Stacking up layers of polyaniline/carbon nanotube networks inside papers as highly flexible electrodes with large areal capacitance and superior rate capabilityElectronic supplementary information (ESI) available. See DOI: 10.1039/c7ta06135h

• Main Authors: Dong, Liubing, Liang, Gemeng, Xu, Chengjun, Ren, Danyang, Wang, Jinjie, Pan, Zheng-Ze, Li, Baohua, Kang, Feiyu, Yang, Quan-Hong
• Format: Journal Article
• Language: English
• Published: 26.09.2017
• ISSN: 2050-7488; 2050-7496
• DOI: 10.1039/c7ta06135h

Developing high-performance flexible film-like electrodes is still a primary task for the practical applications of wearable/portable planar supercapacitors. In this work, a facile and effective approach, i.e. , stacking up layers of polyaniline (PANI)/carbon nanotube (CNT) composite networks inside air-laid papers, is proposed to fabricate highly flexible paper electrodes with large areal capacitance and superior rate capability. The layer-by-layer deposition of PANI/CNT networks endows the fabricated paper electrodes with high loading and uniform distribution of PANI; meanwhile, the good electrical conductivity and porous structure of these introduced PANI/CNT networks guarantee sufficient paths for electron movement and ion transportation in the electrodes. Consequently, when 4 layers of PANI/CNT networks (with optimal PANI content) are stacked inside papers, the areal capacitance of the prepared electrode is as high as 1506 mF cm −2 at a charge/discharge current of 10 mA cm −2 and 1298 mF cm −2 at 100 mA cm −2 ; the electrode also exhibits high flexibility and good cycling stability (with 82% capacitance retention after 11 500 charge/discharge cycles).

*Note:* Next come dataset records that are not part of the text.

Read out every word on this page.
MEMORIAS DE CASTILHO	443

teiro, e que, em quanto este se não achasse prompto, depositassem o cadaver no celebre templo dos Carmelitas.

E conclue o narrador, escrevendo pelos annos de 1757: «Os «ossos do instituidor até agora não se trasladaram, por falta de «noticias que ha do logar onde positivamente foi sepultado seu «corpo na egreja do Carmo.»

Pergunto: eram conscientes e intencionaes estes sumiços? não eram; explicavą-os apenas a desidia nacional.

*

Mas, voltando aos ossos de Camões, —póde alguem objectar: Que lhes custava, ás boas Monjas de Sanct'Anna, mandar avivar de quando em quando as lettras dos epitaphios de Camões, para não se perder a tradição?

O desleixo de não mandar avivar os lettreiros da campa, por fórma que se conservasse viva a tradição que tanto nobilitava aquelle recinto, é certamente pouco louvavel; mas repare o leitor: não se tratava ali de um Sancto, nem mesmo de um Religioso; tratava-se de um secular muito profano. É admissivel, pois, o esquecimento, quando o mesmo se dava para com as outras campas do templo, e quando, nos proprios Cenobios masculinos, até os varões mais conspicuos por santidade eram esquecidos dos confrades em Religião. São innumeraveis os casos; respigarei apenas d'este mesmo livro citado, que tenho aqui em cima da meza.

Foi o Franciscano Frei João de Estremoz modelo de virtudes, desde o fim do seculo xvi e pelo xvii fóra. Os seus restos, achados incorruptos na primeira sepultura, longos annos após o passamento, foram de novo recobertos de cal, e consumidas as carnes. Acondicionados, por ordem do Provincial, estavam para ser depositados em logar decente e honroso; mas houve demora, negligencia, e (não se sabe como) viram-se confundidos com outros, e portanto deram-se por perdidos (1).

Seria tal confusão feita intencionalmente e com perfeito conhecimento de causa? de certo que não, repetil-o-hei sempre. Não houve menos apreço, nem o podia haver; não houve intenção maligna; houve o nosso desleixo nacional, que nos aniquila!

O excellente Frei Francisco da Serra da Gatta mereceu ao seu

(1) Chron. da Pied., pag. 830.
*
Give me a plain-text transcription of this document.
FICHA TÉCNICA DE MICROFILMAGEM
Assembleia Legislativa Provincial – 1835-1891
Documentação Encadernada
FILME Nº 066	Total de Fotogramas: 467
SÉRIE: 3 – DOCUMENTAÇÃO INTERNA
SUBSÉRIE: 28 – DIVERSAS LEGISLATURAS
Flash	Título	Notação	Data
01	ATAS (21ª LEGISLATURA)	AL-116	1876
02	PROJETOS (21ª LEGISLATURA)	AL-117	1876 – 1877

These merits make our PANI/CNT/papers promising candidates for flexible planar supercapacitor electrodes. Besides, this work is believed to provide a new thought for producing high-loading and high-energy wearable/portable energy storage devices. A highly flexible paper electrode with large areal capacitance and superior rate capability was prepared.